According to NIST, malware, also known as malicious code, refers to a program that is covertly inserted into another program with the intent to destroy data, run destructive or intrusive programs, or otherwise compromise the confidentiality, integrity, or availability of the victim’s data, applications, or operating system. Which of the following statements about malware is correct? (Wentz QOTD)
A. A virus is not self-replicating; it can be loaded and executed by an operating system only.
B. A worm can either actively exploit network service vulnerabilities or passively use mass mailing to propagate itself.
C. Malicious mobile code, as the mobile app, traverses across mobile devices without the user’s explicit instruction.
D. A Trojan horse is a self-replicating and self-contained program that appears to be benign but actually has a hidden malicious purpose.

Kindly be reminded that the suggested answer is for your reference only. It doesn’t matter whether you have the right or wrong answer. What really matters is your reasoning process and justifications.
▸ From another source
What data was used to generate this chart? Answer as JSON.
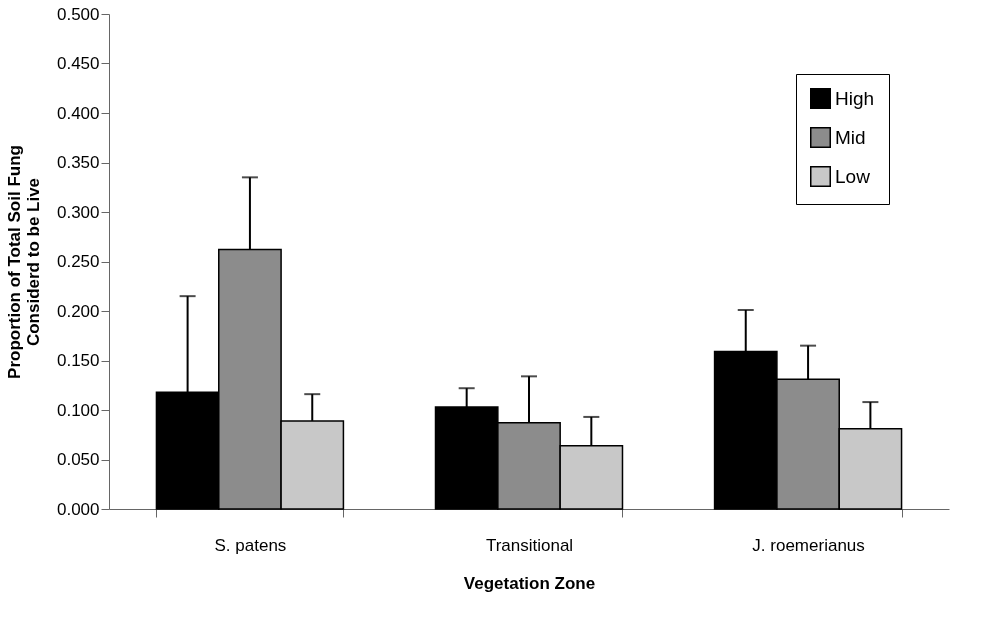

My suggested answer is B. A worm can either actively exploit network service vulnerabilities or passively use mass mailing to propagate itself.

Wentz’s book, The Effective CISSP: Security and Risk Management, helps CISSP and CISM aspirants build a solid conceptual security model. It is a tutorial for information security and a supplement to the official study guides for the CISSP and CISM exams and an informative reference for security professionals.
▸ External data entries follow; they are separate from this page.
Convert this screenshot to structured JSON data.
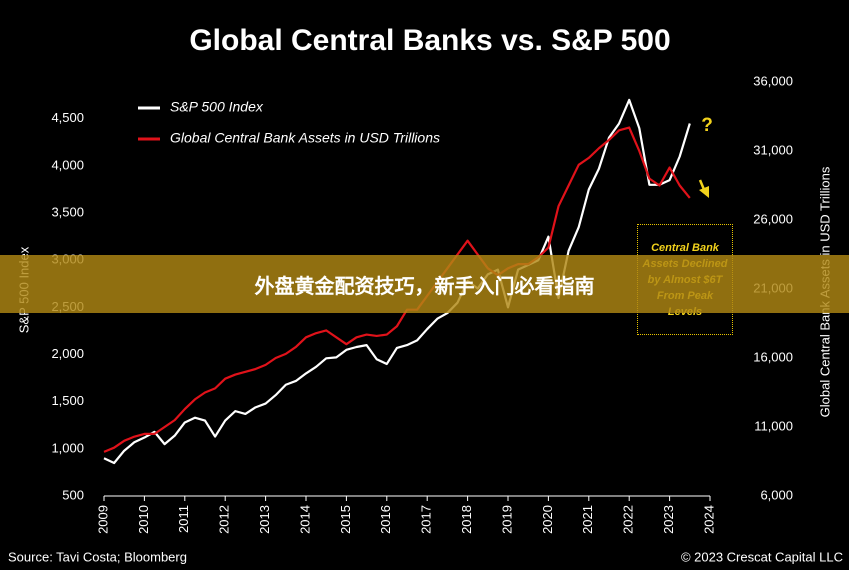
{
  "chart_data": {
    "type": "line",
    "title": "Global Central Banks vs. S&P 500",
    "ylabel": "S&P 500 Index",
    "y2label": "Global Central Bank Assets in USD Trillions",
    "source": "Source: Tavi Costa; Bloomberg",
    "credit": "© 2023 Crescat Capital LLC",
    "annotations": [
      "?",
      "Central Bank Assets Declined by Almost $6T From Peak Levels"
    ],
    "legend": "upper left",
    "x": [
      2009.0,
      2009.25,
      2009.5,
      2009.75,
      2010.0,
      2010.25,
      2010.5,
      2010.75,
      2011.0,
      2011.25,
      2011.5,
      2011.75,
      2012.0,
      2012.25,
      2012.5,
      2012.75,
      2013.0,
      2013.25,
      2013.5,
      2013.75,
      2014.0,
      2014.25,
      2014.5,
      2014.75,
      2015.0,
      2015.25,
      2015.5,
      2015.75,
      2016.0,
      2016.25,
      2016.5,
      2016.75,
      2017.0,
      2017.25,
      2017.5,
      2017.75,
      2018.0,
      2018.25,
      2018.5,
      2018.75,
      2019.0,
      2019.25,
      2019.5,
      2019.75,
      2020.0,
      2020.25,
      2020.5,
      2020.75,
      2021.0,
      2021.25,
      2021.5,
      2021.75,
      2022.0,
      2022.25,
      2022.5,
      2022.75,
      2023.0,
      2023.25,
      2023.5
    ],
    "series": [
      {
        "name": "S&P 500 Index",
        "color": "#ffffff",
        "values": [
          900,
          850,
          980,
          1070,
          1120,
          1180,
          1050,
          1140,
          1280,
          1330,
          1300,
          1130,
          1300,
          1400,
          1370,
          1440,
          1480,
          1570,
          1680,
          1720,
          1800,
          1870,
          1960,
          1970,
          2050,
          2080,
          2100,
          1950,
          1900,
          2070,
          2100,
          2150,
          2270,
          2380,
          2440,
          2550,
          2780,
          2700,
          2850,
          2900,
          2500,
          2900,
          2950,
          3000,
          3250,
          2600,
          3100,
          3350,
          3750,
          3970,
          4300,
          4450,
          4700,
          4400,
          3800,
          3800,
          3850,
          4100,
          4450
        ]
      },
      {
        "name": "Global Central Bank Assets in USD Trillions",
        "color": "#e0121a",
        "axis": "y2",
        "values": [
          9200,
          9500,
          10000,
          10300,
          10500,
          10500,
          11000,
          11500,
          12300,
          13000,
          13500,
          13800,
          14500,
          14800,
          15000,
          15200,
          15500,
          16000,
          16300,
          16800,
          17500,
          17800,
          18000,
          17500,
          17000,
          17500,
          17700,
          17600,
          17700,
          18300,
          19500,
          19500,
          20500,
          21500,
          22500,
          23500,
          24500,
          23500,
          22500,
          22000,
          22500,
          22800,
          22800,
          23300,
          24000,
          27000,
          28500,
          30000,
          30500,
          31200,
          31800,
          32500,
          32700,
          31000,
          29000,
          28500,
          29800,
          28500,
          27600
        ]
      }
    ],
    "xlim": [
      2009,
      2024
    ],
    "xticks": [
      2009,
      2010,
      2011,
      2012,
      2013,
      2014,
      2015,
      2016,
      2017,
      2018,
      2019,
      2020,
      2021,
      2022,
      2023,
      2024
    ],
    "ylim": [
      500,
      4890
    ],
    "yticks": [
      500,
      {
        "value": 1000,
        "label": "1,000"
      },
      {
        "value": 1500,
        "label": "1,500"
      },
      {
        "value": 2000,
        "label": "2,000"
      },
      {
        "value": 2500,
        "label": "2,500"
      },
      {
        "value": 3000,
        "label": "3,000"
      },
      {
        "value": 3500,
        "label": "3,500"
      },
      {
        "value": 4000,
        "label": "4,000"
      },
      {
        "value": 4500,
        "label": "4,500"
      }
    ],
    "y2lim": [
      6000,
      36000
    ],
    "y2ticks": [
      {
        "value": 6000,
        "label": "6,000"
      },
      {
        "value": 11000,
        "label": "11,000"
      },
      {
        "value": 16000,
        "label": "16,000"
      },
      {
        "value": 21000,
        "label": "21,000"
      },
      {
        "value": 26000,
        "label": "26,000"
      },
      {
        "value": 31000,
        "label": "31,000"
      },
      {
        "value": 36000,
        "label": "36,000"
      }
    ],
    "grid": false
  },
  "banner": {
    "text": "外盘黄金配资技巧，新手入门必看指南"
  }
}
A worm can either actively exploit network service vulnerabilities or passively use mass mailing to propagate itself. However, it becomes active only if users execute the malicious code attached to the email.

• A virus is not self-replicating; it can be loaded and executed by an operating system (e.g., compiled virus) or applications (e.g., macro virus).
• “Malicious mobile code is software with malicious intent that is transmitted from a remote host to a local host and then executed on the local host, typically without the user’s explicit instruction. Popular languages for malicious mobile code include Java, ActiveX, JavaScript, and VBScript.” (NIST SP 800-83 R1)
  Malicious mobile code does not refer to mobile apps and traverses across mobile devices without the user’s explicit instruction.
• A Trojan horse is not self-replicating. It is a self-contained program that appears to be benign but actually has a hidden malicious purpose.

Reference

• NIST SP 800-83 R1

---

根據 NIST，惡意軟件(malware)，也稱為惡意代碼(malicious code)，是指暗中插入另一個程序的程序，目的是破壞數據、運行破壞性或侵入性程序，或以其他方式危害受害者數據的機密性、完整性或可用性 、應用程序或操作系統。 下列關於惡意軟件的說法正確的是？ (Wentz QOTD)
A. 病毒(virus)不能自我複製； 它只能由操作系統(OS)加載和執行。
B. 蠕蟲(worm)既可以主動利用網絡服務漏洞，也可以被動使用群發郵件進行自我傳播。
C. 惡意移動代碼(mobile code)作為移動應用程式(app)，在沒有用戶明確指示的情況下在移動設備間穿越。
D. 特洛伊木馬(trojan horse)是一種自我複製(self-replicating)、自包含的(self-contained)程序，看似良性但實際上隱藏著惡意目的。